Principles for Exchanges
Cigna supports the development of a health insurance exchange marketplace that facilitates access to high quality and cost effective care. At Cigna, we believe:
Exchanges should ensure a level playing field and supplement, but not replace, existing markets.
- Current markets should continue to operate.
- Carriers should not be required to sell all “metal” plans outside the exchanges.
- Exchanges should not be the only place to buy individual and small group plans.
Exchanges should promote an efficient regulatory environment by leaving insurance regulation to the existing state regulatory body.
- Rate review and other regulatory functions should remain at the Department of Insurance or existing regulatory body.
- Exchanges should not impose additional licensure requirements beyond those currently required by the state.
Exchanges should promote competition by having consistent and objective participation criteria for health plans.
- Carriers that meet the qualified health plans requirements should be allowed to participate in the exchanges without undergoing a competitive bidding process.
- Exchanges should not set premium or establish health care professional reimbursement rates.
Exchanges should ensure meaningful choices for consumers.
- Carriers should have flexibility in product, cost-sharing and network design.
- Carriers should be allowed to choose the markets in which they participate.
Systems should be established that ensure increased participation, mitigate risk selection both inside and outside of the exchange market, and minimize disruption to employers.
- Individual and small group markets should be administered separately under a single state exchange.
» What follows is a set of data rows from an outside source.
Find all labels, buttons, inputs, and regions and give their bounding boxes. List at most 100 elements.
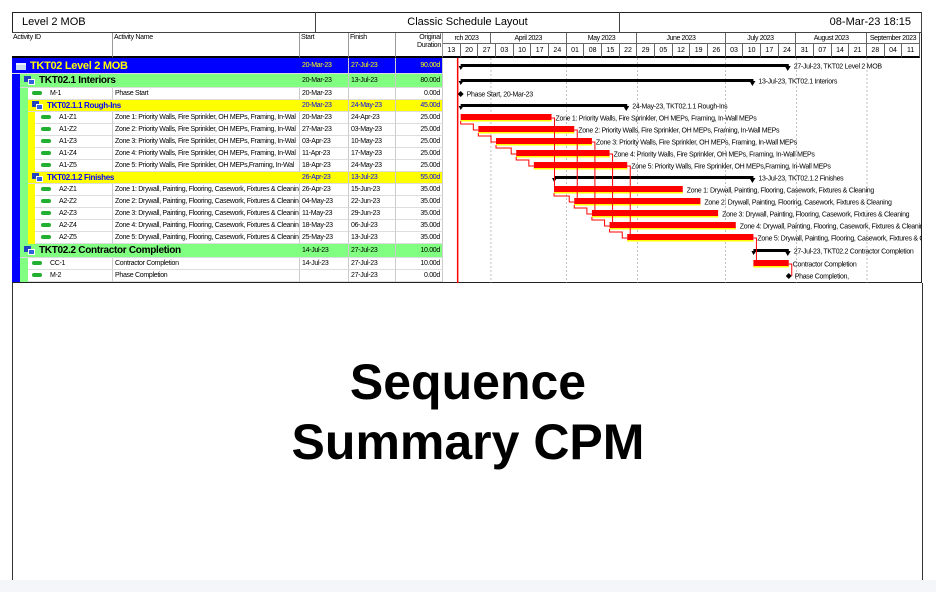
wbs-band [12, 244, 20, 258]
week-header: 20 [460, 44, 479, 58]
table-row[interactable]: A2-Z5 Zone 5: Drywall, Painting, Flooring… [12, 232, 443, 244]
finish-date: 27-Jul-23 [349, 258, 396, 270]
duration: 55.00d [396, 172, 443, 184]
activity-name: Phase Start [113, 88, 300, 100]
week-header: 31 [796, 44, 814, 58]
duration: 25.00d [396, 160, 443, 172]
relationship-line [573, 205, 592, 215]
start-date: 04-May-23 [300, 196, 349, 208]
start-date: 11-Apr-23 [300, 148, 349, 160]
relationship-line [477, 133, 496, 143]
table-row[interactable]: A1-Z5 Zone 5: Priority Walls, Fire Sprink… [12, 160, 443, 172]
finish-date: 06-Jul-23 [349, 220, 396, 232]
week-header: 19 [690, 44, 708, 58]
column-header-activity-id[interactable]: Activity ID [12, 33, 113, 58]
column-header-finish[interactable]: Finish [349, 33, 396, 58]
table-row[interactable]: A1-Z3 Zone 3: Priority Walls, Fire Sprink… [12, 136, 443, 148]
table-row[interactable]: TKT02.1.2 Finishes 26-Apr-23 13-Jul-23 55.0… [12, 172, 443, 184]
activity-name: Zone 2: Drywall, Painting, Flooring, Cas… [113, 196, 300, 208]
table-row[interactable]: A1-Z2 Zone 2: Priority Walls, Fire Sprink… [12, 124, 443, 136]
wbs-band [12, 88, 20, 100]
wbs-band [12, 74, 20, 88]
activity-id: A1-Z3 [59, 138, 77, 145]
activity-id: A2-Z2 [59, 198, 77, 205]
layout-title: Classic Schedule Layout [316, 12, 620, 33]
wbs-band [12, 124, 20, 136]
table-row[interactable]: A1-Z4 Zone 4: Priority Walls, Fire Sprink… [12, 148, 443, 160]
duration: 35.00d [396, 220, 443, 232]
table-row[interactable]: A2-Z1 Zone 1: Drywall, Painting, Flooring… [12, 184, 443, 196]
month-header: May 2023 [566, 33, 638, 44]
column-header-start[interactable]: Start [300, 33, 349, 58]
activity-name: Zone 5: Drywall, Painting, Flooring, Cas… [113, 232, 300, 244]
summary-bar-end [749, 178, 756, 183]
wbs-icon [24, 245, 35, 255]
print-datetime: 08-Mar-23 18:15 [620, 12, 922, 33]
table-row[interactable]: TKT02.1.1 Rough-Ins 20-Mar-23 24-May-23 45.… [12, 100, 443, 112]
activity-bar-baseline [516, 156, 610, 158]
wbs-band [12, 258, 20, 270]
wbs-band [28, 136, 35, 148]
relationship-line [553, 193, 575, 203]
table-row[interactable]: A2-Z3 Zone 3: Drywall, Painting, Flooring… [12, 208, 443, 220]
wbs-icon [32, 173, 43, 183]
table-row[interactable]: M-1 Phase Start 20-Mar-23 0.00d [12, 88, 443, 100]
activity-icon [32, 273, 42, 278]
table-row[interactable]: A2-Z4 Zone 4: Drywall, Painting, Flooring… [12, 220, 443, 232]
activity-name: Zone 3: Drywall, Painting, Flooring, Cas… [113, 208, 300, 220]
activity-icon [41, 127, 51, 132]
table-row[interactable]: CC-1 Contractor Completion 14-Jul-23 27-Jul… [12, 258, 443, 270]
wbs-name: TKT02.1 Interiors [39, 75, 116, 86]
duration: 35.00d [396, 208, 443, 220]
duration: 35.00d [396, 184, 443, 196]
summary-bar-start [751, 251, 757, 255]
finish-date: 24-May-23 [349, 100, 396, 112]
column-header-duration[interactable]: Original Duration [396, 33, 443, 58]
table-row[interactable]: A2-Z2 Zone 2: Drywall, Painting, Flooring… [12, 196, 443, 208]
bar-label: Contractor Completion [793, 262, 857, 269]
week-header: 28 [867, 44, 885, 58]
bar-label: Zone 5: Priority Walls, Fire Sprinkler, … [631, 164, 831, 171]
table-row[interactable]: TKT02.1 Interiors 20-Mar-23 13-Jul-23 80.00… [12, 74, 443, 88]
start-date [300, 270, 349, 282]
wbs-band [28, 232, 35, 244]
wbs-band [12, 172, 20, 184]
start-date: 20-Mar-23 [300, 100, 349, 112]
week-header: 01 [566, 44, 585, 58]
table-row[interactable]: TKT02.2 Contractor Completion 14-Jul-23 27… [12, 244, 443, 258]
start-date: 20-Mar-23 [300, 88, 349, 100]
week-header: 15 [602, 44, 620, 58]
month-header: September 2023 [867, 33, 920, 44]
table-row[interactable]: M-2 Phase Completion 27-Jul-23 0.00d [12, 270, 443, 282]
wbs-band [20, 258, 28, 270]
bar-label: Zone 3: Priority Walls, Fire Sprinkler, … [596, 140, 798, 147]
activity-bar-baseline [609, 228, 736, 230]
wbs-band [20, 208, 28, 220]
wbs-icon [32, 101, 43, 111]
week-header: 05 [655, 44, 673, 58]
bar-label: 27-Jul-23, TKT02.2 Contractor Completion [794, 249, 914, 256]
finish-date: 03-May-23 [349, 124, 396, 136]
wbs-band [28, 112, 35, 124]
relationship-line [495, 145, 517, 155]
activity-bar [516, 150, 610, 157]
start-date: 03-Apr-23 [300, 136, 349, 148]
week-header: 21 [849, 44, 867, 58]
activity-bar [478, 126, 575, 133]
activity-bar-baseline [753, 266, 789, 268]
table-row[interactable]: A1-Z1 Zone 1: Priority Walls, Fire Sprink… [12, 112, 443, 124]
relationship-line [609, 153, 614, 227]
wbs-band [20, 124, 28, 136]
summary-bar [460, 64, 789, 67]
activity-name: Zone 3: Priority Walls, Fire Sprinkler, … [113, 136, 300, 148]
activity-bar-baseline [533, 168, 628, 170]
bar-label: Zone 2: Priority Walls, Fire Sprinkler, … [578, 128, 780, 135]
bar-label: 13-Jul-23, TKT02.1 Interiors [758, 79, 837, 86]
table-row[interactable]: TKT02 Level 2 MOB 20-Mar-23 27-Jul-23 90.00… [12, 58, 443, 74]
wbs-name: TKT02.1.2 Finishes [47, 173, 115, 182]
column-header-activity-name[interactable]: Activity Name [113, 33, 300, 58]
activity-icon [41, 163, 51, 168]
week-header: 03 [496, 44, 514, 58]
activity-name: Zone 2: Priority Walls, Fire Sprinkler, … [113, 124, 300, 136]
finish-date: 10-May-23 [349, 136, 396, 148]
- Risk adjustment tools should use best practices and ensure that carriers can continue to innovate through benefit design.
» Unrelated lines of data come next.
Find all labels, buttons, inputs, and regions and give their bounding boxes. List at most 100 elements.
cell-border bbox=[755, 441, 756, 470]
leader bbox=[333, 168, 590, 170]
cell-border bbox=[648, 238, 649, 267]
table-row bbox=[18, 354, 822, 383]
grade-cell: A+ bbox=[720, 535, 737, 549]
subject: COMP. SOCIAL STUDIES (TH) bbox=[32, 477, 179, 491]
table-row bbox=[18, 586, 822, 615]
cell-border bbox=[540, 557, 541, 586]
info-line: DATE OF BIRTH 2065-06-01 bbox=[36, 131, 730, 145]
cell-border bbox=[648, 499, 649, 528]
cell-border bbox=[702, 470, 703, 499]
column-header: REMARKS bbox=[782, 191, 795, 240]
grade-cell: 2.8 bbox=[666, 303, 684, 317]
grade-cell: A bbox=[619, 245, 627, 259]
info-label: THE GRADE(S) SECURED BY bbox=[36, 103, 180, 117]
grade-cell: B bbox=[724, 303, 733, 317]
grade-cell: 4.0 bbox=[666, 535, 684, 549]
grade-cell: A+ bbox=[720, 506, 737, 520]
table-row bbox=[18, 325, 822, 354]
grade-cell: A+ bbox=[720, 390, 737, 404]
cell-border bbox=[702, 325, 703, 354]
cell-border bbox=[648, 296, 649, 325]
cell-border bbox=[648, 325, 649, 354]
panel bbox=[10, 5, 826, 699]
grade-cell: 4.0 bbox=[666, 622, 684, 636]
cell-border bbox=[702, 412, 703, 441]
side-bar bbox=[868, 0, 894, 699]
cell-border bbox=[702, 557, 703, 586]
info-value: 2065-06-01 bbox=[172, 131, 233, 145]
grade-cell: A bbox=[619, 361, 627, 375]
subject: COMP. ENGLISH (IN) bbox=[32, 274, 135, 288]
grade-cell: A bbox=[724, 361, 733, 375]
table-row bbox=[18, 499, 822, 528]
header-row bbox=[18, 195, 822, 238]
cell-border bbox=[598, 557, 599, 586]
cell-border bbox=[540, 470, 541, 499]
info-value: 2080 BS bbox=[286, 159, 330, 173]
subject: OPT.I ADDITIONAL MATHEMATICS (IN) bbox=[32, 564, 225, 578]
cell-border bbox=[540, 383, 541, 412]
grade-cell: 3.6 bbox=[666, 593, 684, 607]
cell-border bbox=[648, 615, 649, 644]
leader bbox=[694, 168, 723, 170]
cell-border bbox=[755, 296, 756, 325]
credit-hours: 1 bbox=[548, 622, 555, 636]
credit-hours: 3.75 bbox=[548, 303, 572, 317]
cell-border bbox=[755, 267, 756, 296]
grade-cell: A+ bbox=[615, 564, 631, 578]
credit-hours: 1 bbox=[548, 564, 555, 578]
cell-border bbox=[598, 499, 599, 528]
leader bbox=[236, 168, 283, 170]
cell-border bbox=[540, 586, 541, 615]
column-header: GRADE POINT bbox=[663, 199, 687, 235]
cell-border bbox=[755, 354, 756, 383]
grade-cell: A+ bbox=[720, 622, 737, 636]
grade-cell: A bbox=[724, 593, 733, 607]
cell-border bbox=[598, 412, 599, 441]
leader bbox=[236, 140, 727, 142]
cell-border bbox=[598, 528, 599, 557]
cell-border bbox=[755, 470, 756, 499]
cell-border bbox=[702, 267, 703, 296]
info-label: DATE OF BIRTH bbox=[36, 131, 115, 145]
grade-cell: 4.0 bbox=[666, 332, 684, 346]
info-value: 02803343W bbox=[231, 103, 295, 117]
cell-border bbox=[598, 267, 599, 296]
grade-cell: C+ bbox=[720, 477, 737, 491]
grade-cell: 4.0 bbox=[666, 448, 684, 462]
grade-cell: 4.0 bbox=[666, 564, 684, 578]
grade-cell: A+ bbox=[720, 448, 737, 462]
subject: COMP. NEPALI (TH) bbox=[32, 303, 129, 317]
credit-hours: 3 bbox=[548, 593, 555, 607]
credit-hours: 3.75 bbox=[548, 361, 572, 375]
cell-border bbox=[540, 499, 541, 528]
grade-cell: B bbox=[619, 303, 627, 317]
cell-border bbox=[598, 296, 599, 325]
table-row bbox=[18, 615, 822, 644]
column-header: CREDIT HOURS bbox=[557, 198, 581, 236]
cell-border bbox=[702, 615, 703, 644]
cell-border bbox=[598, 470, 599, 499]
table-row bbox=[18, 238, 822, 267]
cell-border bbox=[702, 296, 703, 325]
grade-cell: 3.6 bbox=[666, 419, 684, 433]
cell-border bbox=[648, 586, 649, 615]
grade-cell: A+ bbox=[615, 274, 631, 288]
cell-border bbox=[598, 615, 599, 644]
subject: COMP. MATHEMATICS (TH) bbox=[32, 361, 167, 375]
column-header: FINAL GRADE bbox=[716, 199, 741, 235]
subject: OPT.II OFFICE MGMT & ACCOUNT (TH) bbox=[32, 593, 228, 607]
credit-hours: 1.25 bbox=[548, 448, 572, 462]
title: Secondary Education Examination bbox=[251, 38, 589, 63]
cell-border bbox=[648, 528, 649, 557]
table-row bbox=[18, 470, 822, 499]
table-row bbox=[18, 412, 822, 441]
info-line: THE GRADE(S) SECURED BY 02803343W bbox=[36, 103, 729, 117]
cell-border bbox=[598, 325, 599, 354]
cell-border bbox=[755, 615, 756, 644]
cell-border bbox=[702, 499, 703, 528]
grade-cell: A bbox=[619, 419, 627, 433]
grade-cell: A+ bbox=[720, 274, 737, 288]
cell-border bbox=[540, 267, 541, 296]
- Large group employers should not be required to participate in the exchanges.
Exchanges should promote quality and improved health outcomes.
- Carriers should be required to report on activities, such as care/disease management, treatment compliance and wellness and health promotion programs.
There should be uniform standards for data elements so consumers have access to useful, accurate and understandable information.
- Health and Human Services (HHS) should support the adoption and utilization of standard data transmission (e.g., HIPAA transaction standards), terminology, benefit descriptions and eligibility transmission to promote consistency across states and to reduce administrative costs.
Exchanges should incorporate seamless coordination with public programs.
- Exchanges should be allowed to contract with private companies to perform certain functions, such as eligibility determination.
Exchanges should establish a transparent governance model that includes representation of consumers, employers, health care professionals and individuals with actuarial and insurance expertise.
- Exchanges should adopt state open records and meetings policies.
- Exchanges should be established as a non-profit or trust and should be funded through a broad funding source.